President of the Pakistan Businesses Forum (PBF), Chaudhry Ahmad Jawad said that Pakistan’s agriculture sector suffered major setbacks in the year of 2022.
“Rocket inflation, high input prices, high electricity tariff and then floods have put a heavy dent on the country’s agriculture sector. The same situation is likely to continue in 2023, if direct subsidies are not given on the key inputs of the agriculture sector,” emphasised Jawad.
However, farmers did get some relief in the form of electricity tariffs for agricultural tube-wells from the National Electric Power Regulatory Authority (Nepra). The authority reduced the tariff by Rs3.6 per unit yesterday (Tuesday, December 27), but that effect may be witnessed from 2023 onwards.
Jawad also stated that the “government needs to take a series of governance reforms and technology interventions to uplift the financial and social status of the agriculture-dependent populations.”
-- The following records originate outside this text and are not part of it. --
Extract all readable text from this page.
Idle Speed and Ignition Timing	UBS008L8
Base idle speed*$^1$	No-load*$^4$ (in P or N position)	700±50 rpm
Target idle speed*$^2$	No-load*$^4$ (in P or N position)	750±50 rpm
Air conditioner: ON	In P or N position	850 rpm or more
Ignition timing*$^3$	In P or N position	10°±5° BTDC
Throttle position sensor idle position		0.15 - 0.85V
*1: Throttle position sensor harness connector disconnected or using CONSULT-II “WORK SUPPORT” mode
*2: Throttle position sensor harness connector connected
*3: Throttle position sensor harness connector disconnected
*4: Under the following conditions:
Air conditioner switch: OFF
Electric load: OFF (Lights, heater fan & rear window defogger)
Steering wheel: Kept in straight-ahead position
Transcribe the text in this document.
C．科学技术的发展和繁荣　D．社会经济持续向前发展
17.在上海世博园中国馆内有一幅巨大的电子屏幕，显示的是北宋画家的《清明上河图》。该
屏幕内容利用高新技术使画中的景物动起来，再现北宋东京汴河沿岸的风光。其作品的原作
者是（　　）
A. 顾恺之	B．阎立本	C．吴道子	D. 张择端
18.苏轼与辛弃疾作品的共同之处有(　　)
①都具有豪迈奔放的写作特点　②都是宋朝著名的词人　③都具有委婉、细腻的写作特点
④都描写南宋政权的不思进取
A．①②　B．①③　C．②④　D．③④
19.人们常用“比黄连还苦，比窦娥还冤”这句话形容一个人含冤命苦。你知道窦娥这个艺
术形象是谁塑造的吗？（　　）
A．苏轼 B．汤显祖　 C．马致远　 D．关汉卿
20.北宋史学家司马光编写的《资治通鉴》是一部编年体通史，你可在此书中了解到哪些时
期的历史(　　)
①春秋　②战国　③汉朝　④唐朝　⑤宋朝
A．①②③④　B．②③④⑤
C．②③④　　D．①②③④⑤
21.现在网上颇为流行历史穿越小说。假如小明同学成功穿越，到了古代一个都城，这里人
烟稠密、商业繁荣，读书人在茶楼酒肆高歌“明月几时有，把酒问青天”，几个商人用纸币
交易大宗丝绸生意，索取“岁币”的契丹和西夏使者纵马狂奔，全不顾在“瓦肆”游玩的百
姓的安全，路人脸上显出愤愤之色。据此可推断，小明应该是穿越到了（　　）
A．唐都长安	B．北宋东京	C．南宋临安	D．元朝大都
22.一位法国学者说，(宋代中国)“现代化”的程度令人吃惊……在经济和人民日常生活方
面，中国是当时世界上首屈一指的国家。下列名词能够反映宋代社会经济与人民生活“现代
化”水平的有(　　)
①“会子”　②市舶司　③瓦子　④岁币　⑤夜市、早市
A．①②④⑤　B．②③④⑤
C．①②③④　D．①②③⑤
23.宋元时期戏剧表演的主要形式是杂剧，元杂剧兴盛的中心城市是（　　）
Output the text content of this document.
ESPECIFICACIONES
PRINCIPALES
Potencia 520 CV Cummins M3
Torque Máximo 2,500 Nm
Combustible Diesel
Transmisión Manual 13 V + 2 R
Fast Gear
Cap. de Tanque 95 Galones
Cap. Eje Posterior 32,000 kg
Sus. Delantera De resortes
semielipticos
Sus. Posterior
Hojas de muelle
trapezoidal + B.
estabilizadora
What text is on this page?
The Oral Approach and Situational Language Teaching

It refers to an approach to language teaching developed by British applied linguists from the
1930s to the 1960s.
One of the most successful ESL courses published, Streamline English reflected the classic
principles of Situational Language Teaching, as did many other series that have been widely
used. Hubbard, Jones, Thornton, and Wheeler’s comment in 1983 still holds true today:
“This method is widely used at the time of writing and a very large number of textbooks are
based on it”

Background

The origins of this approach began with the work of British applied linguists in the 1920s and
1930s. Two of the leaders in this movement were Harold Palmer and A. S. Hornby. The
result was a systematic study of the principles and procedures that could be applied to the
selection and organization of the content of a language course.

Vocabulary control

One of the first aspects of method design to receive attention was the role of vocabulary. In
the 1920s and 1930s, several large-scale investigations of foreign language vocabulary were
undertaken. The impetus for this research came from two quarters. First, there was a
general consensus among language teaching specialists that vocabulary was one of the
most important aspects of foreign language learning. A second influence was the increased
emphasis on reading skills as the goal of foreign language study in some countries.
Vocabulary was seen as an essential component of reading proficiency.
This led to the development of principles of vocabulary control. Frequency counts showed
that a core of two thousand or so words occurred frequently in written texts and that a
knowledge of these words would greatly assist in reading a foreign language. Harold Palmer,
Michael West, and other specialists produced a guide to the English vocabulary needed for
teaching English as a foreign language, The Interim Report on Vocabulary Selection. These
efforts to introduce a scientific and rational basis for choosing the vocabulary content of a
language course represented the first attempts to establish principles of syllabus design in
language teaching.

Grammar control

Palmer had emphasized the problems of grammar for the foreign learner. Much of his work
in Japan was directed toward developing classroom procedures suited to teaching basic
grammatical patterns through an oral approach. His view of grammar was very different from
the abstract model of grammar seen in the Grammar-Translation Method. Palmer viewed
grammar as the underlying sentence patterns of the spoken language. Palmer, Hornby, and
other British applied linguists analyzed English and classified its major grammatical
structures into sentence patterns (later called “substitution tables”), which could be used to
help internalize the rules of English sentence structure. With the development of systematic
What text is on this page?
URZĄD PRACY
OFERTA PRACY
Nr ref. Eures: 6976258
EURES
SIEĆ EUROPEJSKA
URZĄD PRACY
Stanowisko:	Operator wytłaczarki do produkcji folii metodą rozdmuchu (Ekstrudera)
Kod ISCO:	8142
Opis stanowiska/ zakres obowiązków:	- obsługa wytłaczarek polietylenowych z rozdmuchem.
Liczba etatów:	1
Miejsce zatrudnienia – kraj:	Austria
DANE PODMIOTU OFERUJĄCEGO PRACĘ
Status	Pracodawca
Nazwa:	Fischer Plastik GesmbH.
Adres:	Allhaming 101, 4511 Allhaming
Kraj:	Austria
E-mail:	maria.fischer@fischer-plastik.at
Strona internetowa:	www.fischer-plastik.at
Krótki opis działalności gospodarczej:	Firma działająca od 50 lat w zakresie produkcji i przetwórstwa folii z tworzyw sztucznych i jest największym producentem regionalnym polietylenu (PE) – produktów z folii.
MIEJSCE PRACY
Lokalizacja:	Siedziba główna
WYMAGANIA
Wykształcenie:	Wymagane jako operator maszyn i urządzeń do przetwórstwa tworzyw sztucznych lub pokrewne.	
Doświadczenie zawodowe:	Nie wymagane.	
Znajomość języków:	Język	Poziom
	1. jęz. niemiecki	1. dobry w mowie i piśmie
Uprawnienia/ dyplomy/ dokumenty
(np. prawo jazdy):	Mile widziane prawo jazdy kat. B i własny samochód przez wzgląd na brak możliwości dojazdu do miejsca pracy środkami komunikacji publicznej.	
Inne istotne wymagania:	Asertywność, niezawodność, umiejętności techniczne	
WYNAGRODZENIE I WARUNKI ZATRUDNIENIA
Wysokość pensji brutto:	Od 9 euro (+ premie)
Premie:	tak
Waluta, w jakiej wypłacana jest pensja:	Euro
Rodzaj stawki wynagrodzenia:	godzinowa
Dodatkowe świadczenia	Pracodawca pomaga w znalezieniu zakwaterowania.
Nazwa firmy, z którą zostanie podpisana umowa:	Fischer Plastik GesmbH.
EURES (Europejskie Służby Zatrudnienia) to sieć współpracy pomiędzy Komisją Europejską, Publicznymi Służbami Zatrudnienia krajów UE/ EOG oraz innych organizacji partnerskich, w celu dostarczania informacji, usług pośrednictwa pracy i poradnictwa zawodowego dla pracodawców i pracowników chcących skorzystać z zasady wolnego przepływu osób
“There are over a dozen key areas where government attention is required, including devising a legal framework to improve the purchasing power of small-holders, enabling them to get farm inputs without being exploited by market forces,” he added.
“The farmers’ poverty should be taken care of because a lack of resources makes them vulnerable to exploitation from powerful individuals and institutions,” warned Jawad.
Government agencies also predicted that high loss of food stocks in affected areas will continue to contribute to reduced supplies and high demand. Expected delays in the sowing of rabi crops, particularly the taple wheat crop, could reduce the availability of food in the coming months. This will continue to increase the prices of basic food commodities and make access to food more difficult, particularly for low-income groups in hard hit areas.
Government estimates suggest that the population of food insecure citizens will increase from seven million people to 14.6 million in the calamity-stricken districts.